Department of Hematology, The Affiliated Cancer Hospital of Zhengzhou University and Henan Cancer Hospital, Zhengzhou 450003, China.
Med. 2025 Jun 13;6(6):100575. doi: 10.1016/j.medj.2025.100575. Epub 2025 Jan 31.
HMPL-306 has equally high inhibitory activity against mutated isocitrate dehydrogenases 1 and 2 (mIDH1/2).
This first-in-human, phase 1 dose-escalation/dose-expansion study (this study was registered at ClinicalTrials.gov: NCT04272957) enrolled patients with relapsed/refractory (R/R) acute myeloid leukemia (AML) harboring mIDH1 and/or mIDH2. Patients received 25-250 mg of HMPL-306 orally once daily (QD) in a 28-day treatment cycle. Primary objectives were safety, tolerability, and recommended phase 2 dose (RP2D), and the secondary objective was preliminary efficacy.

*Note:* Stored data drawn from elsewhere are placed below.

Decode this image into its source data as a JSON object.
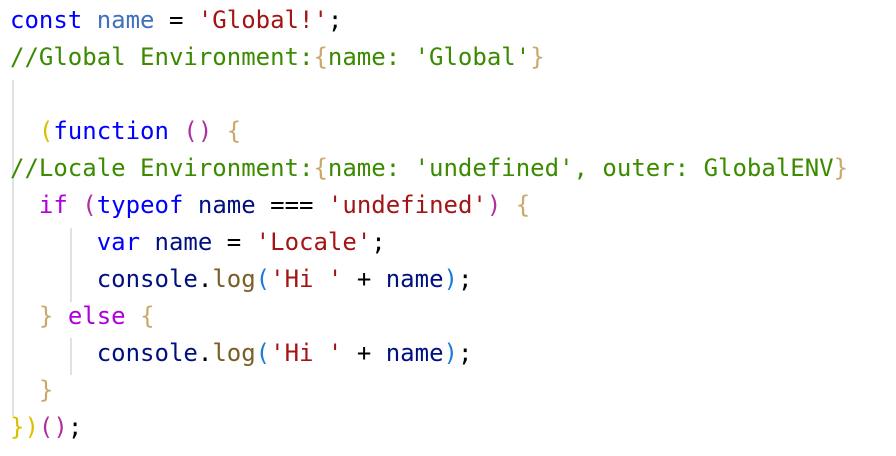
{
  "editor": {
    "colors": {
      "keyword": "#0000ff",
      "control": "#af00db",
      "variable": "#001080",
      "declaration": "#4070c0",
      "string": "#a31515",
      "comment": "#3b8b00",
      "function": "#795e26",
      "bracket_gold": "#d8c000",
      "bracket_purple": "#b02fa0",
      "bracket_blue": "#1a7bd8",
      "bracket_tan": "#c9a96b",
      "punctuation": "#000000",
      "indent_guide": "#e1e1e1"
    },
    "lines": [
      [
        {
          "t": "const",
          "c": "keyword"
        },
        {
          "t": " ",
          "c": "punctuation"
        },
        {
          "t": "name",
          "c": "declaration"
        },
        {
          "t": " = ",
          "c": "punctuation"
        },
        {
          "t": "'Global!'",
          "c": "string"
        },
        {
          "t": ";",
          "c": "punctuation"
        }
      ],
      [
        {
          "t": "//Global Environment:",
          "c": "comment"
        },
        {
          "t": "{",
          "c": "bracket_tan"
        },
        {
          "t": "name: 'Global'",
          "c": "comment"
        },
        {
          "t": "}",
          "c": "bracket_tan"
        }
      ],
      [],
      [
        {
          "t": "  ",
          "c": "punctuation"
        },
        {
          "t": "(",
          "c": "bracket_gold"
        },
        {
          "t": "function",
          "c": "keyword"
        },
        {
          "t": " ",
          "c": "punctuation"
        },
        {
          "t": "()",
          "c": "bracket_purple"
        },
        {
          "t": " ",
          "c": "punctuation"
        },
        {
          "t": "{",
          "c": "bracket_tan"
        }
      ],
      [
        {
          "t": "//Locale Environment:",
          "c": "comment"
        },
        {
          "t": "{",
          "c": "bracket_tan"
        },
        {
          "t": "name: 'undefined', outer: GlobalENV",
          "c": "comment"
        },
        {
          "t": "}",
          "c": "bracket_tan"
        }
      ],
      [
        {
          "t": "  ",
          "c": "punctuation"
        },
        {
          "t": "if",
          "c": "control"
        },
        {
          "t": " ",
          "c": "punctuation"
        },
        {
          "t": "(",
          "c": "bracket_purple"
        },
        {
          "t": "typeof",
          "c": "keyword"
        },
        {
          "t": " ",
          "c": "punctuation"
        },
        {
          "t": "name",
          "c": "variable"
        },
        {
          "t": " === ",
          "c": "punctuation"
        },
        {
          "t": "'undefined'",
          "c": "string"
        },
        {
          "t": ")",
          "c": "bracket_purple"
        },
        {
          "t": " ",
          "c": "punctuation"
        },
        {
          "t": "{",
          "c": "bracket_tan"
        }
      ],
      [
        {
          "t": "      ",
          "c": "punctuation"
        },
        {
          "t": "var",
          "c": "keyword"
        },
        {
          "t": " ",
          "c": "punctuation"
        },
        {
          "t": "name",
          "c": "variable"
        },
        {
          "t": " = ",
          "c": "punctuation"
        },
        {
          "t": "'Locale'",
          "c": "string"
        },
        {
          "t": ";",
          "c": "punctuation"
        }
      ],
      [
        {
          "t": "      ",
          "c": "punctuation"
        },
        {
          "t": "console",
          "c": "variable"
        },
        {
          "t": ".",
          "c": "punctuation"
        },
        {
          "t": "log",
          "c": "function"
        },
        {
          "t": "(",
          "c": "bracket_blue"
        },
        {
          "t": "'Hi '",
          "c": "string"
        },
        {
          "t": " + ",
          "c": "punctuation"
        },
        {
          "t": "name",
          "c": "variable"
        },
        {
          "t": ")",
          "c": "bracket_blue"
        },
        {
          "t": ";",
          "c": "punctuation"
        }
      ],
      [
        {
          "t": "  ",
          "c": "punctuation"
        },
        {
          "t": "}",
          "c": "bracket_tan"
        },
        {
          "t": " ",
          "c": "punctuation"
        },
        {
          "t": "else",
          "c": "control"
        },
        {
          "t": " ",
          "c": "punctuation"
        },
        {
          "t": "{",
          "c": "bracket_tan"
        }
      ],
      [
        {
          "t": "      ",
          "c": "punctuation"
        },
        {
          "t": "console",
          "c": "variable"
        },
        {
          "t": ".",
          "c": "punctuation"
        },
        {
          "t": "log",
          "c": "function"
        },
        {
          "t": "(",
          "c": "bracket_blue"
        },
        {
          "t": "'Hi '",
          "c": "string"
        },
        {
          "t": " + ",
          "c": "punctuation"
        },
        {
          "t": "name",
          "c": "variable"
        },
        {
          "t": ")",
          "c": "bracket_blue"
        },
        {
          "t": ";",
          "c": "punctuation"
        }
      ],
      [
        {
          "t": "  ",
          "c": "punctuation"
        },
        {
          "t": "}",
          "c": "bracket_tan"
        }
      ],
      [
        {
          "t": "}",
          "c": "bracket_gold"
        },
        {
          "t": ")",
          "c": "bracket_gold"
        },
        {
          "t": "()",
          "c": "bracket_purple"
        },
        {
          "t": ";",
          "c": "punctuation"
        }
      ]
    ]
  }
}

A total of 76 patients were enrolled. No dose-limiting toxicities were observed, and the maximum tolerated dose was not reached. RP2D was 250 mg QD for cycle 1 and 150 mg QD from cycle 2 onward. Common (≥10%) grade ≥3 treatment-related adverse events included platelet count decreased, anemia, neutrophil count decreased, and white blood cell count decreased. In patients who received 150 mg, 250 mg, or the RP2D (N = 59), rates of complete remission (CR)+CR with partial hematologic recovery were 34.6% and 36.4% in the mIDH1 (n = 26) and mIDH2 (n = 33) subgroups, respectively, and among these, CR with minimal residual disease negative rates were 77.8% and 50.0%, respectively. The median overall survival was 13.4 months in patients with mIDH1 and 13.1 months in patients with mIDH2.

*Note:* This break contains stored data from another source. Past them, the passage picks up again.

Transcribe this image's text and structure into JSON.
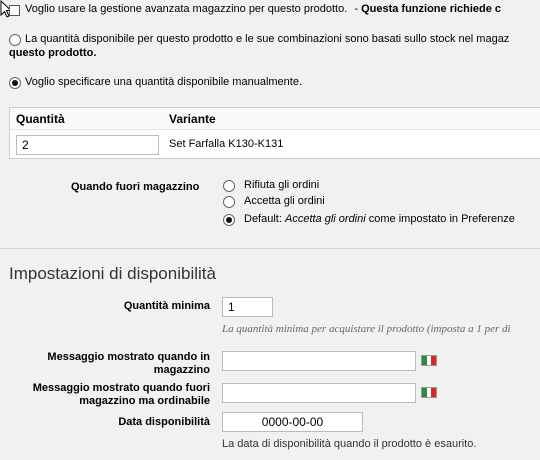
{
  "advanced_stock": {
    "checkbox_label": "Voglio usare la gestione avanzata magazzino per questo prodotto.",
    "notice_separator": "-",
    "notice_bold": "Questa funzione richiede c"
  },
  "quantity_mode": {
    "option_stock_line1": "La quantità disponibile per questo prodotto e le sue combinazioni sono basati sullo stock nel magaz",
    "option_stock_line2_bold": "questo prodotto.",
    "option_manual": "Voglio specificare una quantità disponibile manualmente."
  },
  "quantity_table": {
    "col_quantity": "Quantità",
    "col_variant": "Variante",
    "rows": [
      {
        "quantity": "2",
        "variant": "Set Farfalla K130-K131"
      }
    ]
  },
  "out_of_stock": {
    "label": "Quando fuori magazzino",
    "options": {
      "deny": "Rifiuta gli ordini",
      "accept": "Accetta gli ordini",
      "default_prefix": "Default:",
      "default_italic": "Accetta gli ordini",
      "default_suffix": "come impostato in Preferenze"
    }
  },
  "availability": {
    "section_title": "Impostazioni di disponibilità",
    "min_quantity_label": "Quantità minima",
    "min_quantity_value": "1",
    "min_quantity_hint": "La quantità minima per acquistare il prodotto (imposta a 1 per di",
    "msg_in_stock_label_1": "Messaggio mostrato quando in",
    "msg_in_stock_label_2": "magazzino",
    "msg_in_stock_value": "",
    "msg_out_stock_label_1": "Messaggio mostrato quando fuori",
    "msg_out_stock_label_2": "magazzino ma ordinabile",
    "msg_out_stock_value": "",
    "date_label": "Data disponibilità",
    "date_value": "0000-00-00",
    "date_hint": "La data di disponibilità quando il prodotto è esaurito."
  },
  "icons": {
    "language_flag": "italy-flag-icon",
    "pointer": "mouse-pointer-icon"
  }
}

HMPL-306 showed an acceptable safety profile and promising preliminary efficacy. A phase 3, randomized study of HMPL-306 in R/R AML (this study was registered at ClinicalTrials.gov: NCT06387069) has been initiated.
HUTCHMED Limited, National Key Research and Development Program of China, National Natural Science Foundation of China, and Peking University Medicine Fund for world's leading discipline or discipline cluster development.
HMPL-306对突变型异柠檬酸脱氢酶1和2(mIDH1/2)具有同样高的抑制活性。
这项首次人体1期剂量递增/剂量扩展研究(本研究已在ClinicalTrials.gov注册:NCT04272957)纳入了携带mIDH1和/或mIDH2的复发/难治性(R/R)急性髓系白血病(AML)患者。患者在28天的治疗周期中,每天口服一次25 - 250 mg的HMPL-306(每日一次)。主要目标是安全性、耐受性和推荐的2期剂量(RP2D),次要目标是初步疗效。
共纳入76例患者。未观察到剂量限制性毒性,未达到最大耐受剂量。第1周期的RP2D为每日250 mg,从第2周期起为每日150 mg。常见(≥10%)的≥3级治疗相关不良事件包括血小板计数降低、贫血、中性粒细胞计数降低和白细胞计数降低。在接受150 mg、250 mg或RP2D的患者中(N = 59),mIDH1(n = 26)和mIDH2(n = 33)亚组的完全缓解(CR)+伴有部分血液学恢复的CR率分别为34.6%和36.4%,其中,微小残留病阴性率的CR分别为77.8%和50.0%。mIDH1患者的中位总生存期为13.4个月,mIDH2患者为13.1个月。
HMPL-306显示出可接受的安全性和有前景的初步疗效。已启动一项HMPL-306用于R/R AML的3期随机研究(本研究已在ClinicalTrials.gov注册:NCT06387069)。
和黄医药有限公司、中国国家重点研发计划、中国国家自然科学基金以及北京大学医学世界一流学科或学科群发展基金。